'Principal feels gutted: students unable to complete NAPLAN resits

Students face another day of NAPLAN testing after schools suffered more technical glitches during resit exams on Tuesday, including at least one Sydney class that was unable to log on.

About 30,000 students across Australia, including 9700 in NSW, had to resit tests after connectivity and platform issues plagued the first round of testing that began on May 14.

However, some have reported experiencing a range of problems again, including one Sydney principal who said the countdown for some year 5 students' tests started at the point they had left the tests two weeks ago, locking them out in as little as 10 seconds after they began Tuesday's test.

"We then had to get all students to reopen the tests … that whole process took 30 minutes and one class could not be restarted, they're still waiting [to do the test]," the principal wrote in an email to her representative body.


She reported that her school never received the paper tests that the NSW Education Standards Authority (NESA) had promised to send as backups, meaning some students will either be unable to do the resit at all or will need to spend another day on NAPLAN, head of the NSW Primary Principals' Association Phil Seymour said.

Mr Seymour said teachers and principals had to contact the parents of each student who experienced glitches during the first round of testing to ask if they wanted to participate in the optional resits.

"That principal feels gutted that she had them go down this path and now the kids are distressed again," he said.

The Australian Curriculum, Assessment and Reporting Authority, which is responsible for the tests, acknowledged problems with the timer during the resits and said some students may have had to revert to paper.

"In organising the resits, steps and processes were required to enrol students, including resetting the timer.

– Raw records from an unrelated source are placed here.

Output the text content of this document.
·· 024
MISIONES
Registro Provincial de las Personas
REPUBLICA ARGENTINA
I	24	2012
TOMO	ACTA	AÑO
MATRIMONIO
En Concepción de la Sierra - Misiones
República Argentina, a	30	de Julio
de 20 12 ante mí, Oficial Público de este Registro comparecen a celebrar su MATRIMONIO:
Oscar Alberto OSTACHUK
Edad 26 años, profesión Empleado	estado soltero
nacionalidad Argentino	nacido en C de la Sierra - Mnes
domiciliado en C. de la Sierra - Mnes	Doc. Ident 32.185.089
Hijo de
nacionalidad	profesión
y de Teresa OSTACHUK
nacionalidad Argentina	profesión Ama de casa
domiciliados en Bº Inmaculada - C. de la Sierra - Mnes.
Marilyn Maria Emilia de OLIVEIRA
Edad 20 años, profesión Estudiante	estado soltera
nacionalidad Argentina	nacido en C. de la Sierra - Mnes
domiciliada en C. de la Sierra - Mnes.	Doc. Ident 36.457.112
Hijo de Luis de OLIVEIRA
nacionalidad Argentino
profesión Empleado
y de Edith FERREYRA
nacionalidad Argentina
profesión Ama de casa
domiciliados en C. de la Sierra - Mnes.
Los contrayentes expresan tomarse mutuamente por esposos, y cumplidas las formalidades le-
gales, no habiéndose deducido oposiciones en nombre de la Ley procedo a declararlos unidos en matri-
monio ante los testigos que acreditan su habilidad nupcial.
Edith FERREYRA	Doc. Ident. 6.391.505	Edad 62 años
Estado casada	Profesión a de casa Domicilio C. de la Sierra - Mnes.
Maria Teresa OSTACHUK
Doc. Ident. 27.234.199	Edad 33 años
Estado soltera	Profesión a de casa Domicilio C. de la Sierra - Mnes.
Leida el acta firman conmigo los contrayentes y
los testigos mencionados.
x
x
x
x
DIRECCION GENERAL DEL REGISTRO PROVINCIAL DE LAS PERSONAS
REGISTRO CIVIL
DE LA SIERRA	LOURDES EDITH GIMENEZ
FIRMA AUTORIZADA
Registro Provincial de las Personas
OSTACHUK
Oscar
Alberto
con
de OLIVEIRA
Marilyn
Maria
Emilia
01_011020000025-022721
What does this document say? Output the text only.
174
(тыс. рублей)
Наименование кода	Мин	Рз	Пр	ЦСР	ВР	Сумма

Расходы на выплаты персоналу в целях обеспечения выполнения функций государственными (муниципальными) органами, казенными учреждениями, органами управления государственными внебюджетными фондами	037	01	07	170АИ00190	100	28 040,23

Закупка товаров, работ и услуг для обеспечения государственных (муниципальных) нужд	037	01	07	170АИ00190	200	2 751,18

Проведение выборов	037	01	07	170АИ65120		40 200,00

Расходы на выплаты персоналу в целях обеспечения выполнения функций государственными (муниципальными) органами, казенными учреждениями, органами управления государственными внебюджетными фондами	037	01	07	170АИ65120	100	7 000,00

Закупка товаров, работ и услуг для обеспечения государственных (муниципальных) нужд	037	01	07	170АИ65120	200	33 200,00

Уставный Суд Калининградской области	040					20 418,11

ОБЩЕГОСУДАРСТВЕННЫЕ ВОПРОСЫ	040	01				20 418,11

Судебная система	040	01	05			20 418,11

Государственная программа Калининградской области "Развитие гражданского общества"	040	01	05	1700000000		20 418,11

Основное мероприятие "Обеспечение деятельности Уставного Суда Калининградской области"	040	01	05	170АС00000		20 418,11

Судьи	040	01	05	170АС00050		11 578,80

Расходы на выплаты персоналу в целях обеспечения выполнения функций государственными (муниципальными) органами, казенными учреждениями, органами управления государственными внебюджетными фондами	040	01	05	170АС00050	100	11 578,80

For some students the timer was not reset appropriately," a statement by ACARA reads.

"Many of these instances were managed in-class using procedures available in the platform. Advice received so far from [local test administration bodies] indicates that the majority of students successfully completed the tests, while others may have reverted to paper."

Jihad Dib, the NSW Opposition's education spokesman, said the online tests were expanded to 50 per cent of all students this year from 15 per cent last year, despite widespread warnings that schools weren't ready.

"Educators, including teachers' and principals' groups, had warned that going online would cause problems and ACARA's resolution was to expand it to 50 per cent," Mr Dib said.

"We need to think about the disruptions this has caused. And there were schools that had booked in excursions or events that couldn't be refunded on Tuesday and couldn't participate in the resits, what about those kids?"


Mr Dib and the heads of major teachers' and principals' groups are calling for this year's results to be kept off the MySchool website.

"We have schools that did the tests on paper, some did the online adaptive version, some students had problems, some had to resit new tests, there's no way in the world that this year's NAPLAN has data that is valid," he said.

A spokeswoman for NESA said in a statement it “is not aware of any schools, that notified of their intention to re-sit in time, not receiving paper contingency tests. NESA continues to provide follow up support to schools.”

Head of the NSW Secondary Principals' Council Chris Presland said principals will raise their concerns about NAPLAN online and the publication of this year's results onto the MySchool website at their next meeting with NSW Education Minister Sarah Mitchell.

"They couldn't possibly push for NAPLAN to go completely online next year after what's occurred," Mr Presland said.

Most of the 9700 students that resat tests in NSW did so online but nationally, only half of the 30,000 students resitting tests did them online, while the remaining 15,000 did the paper versions.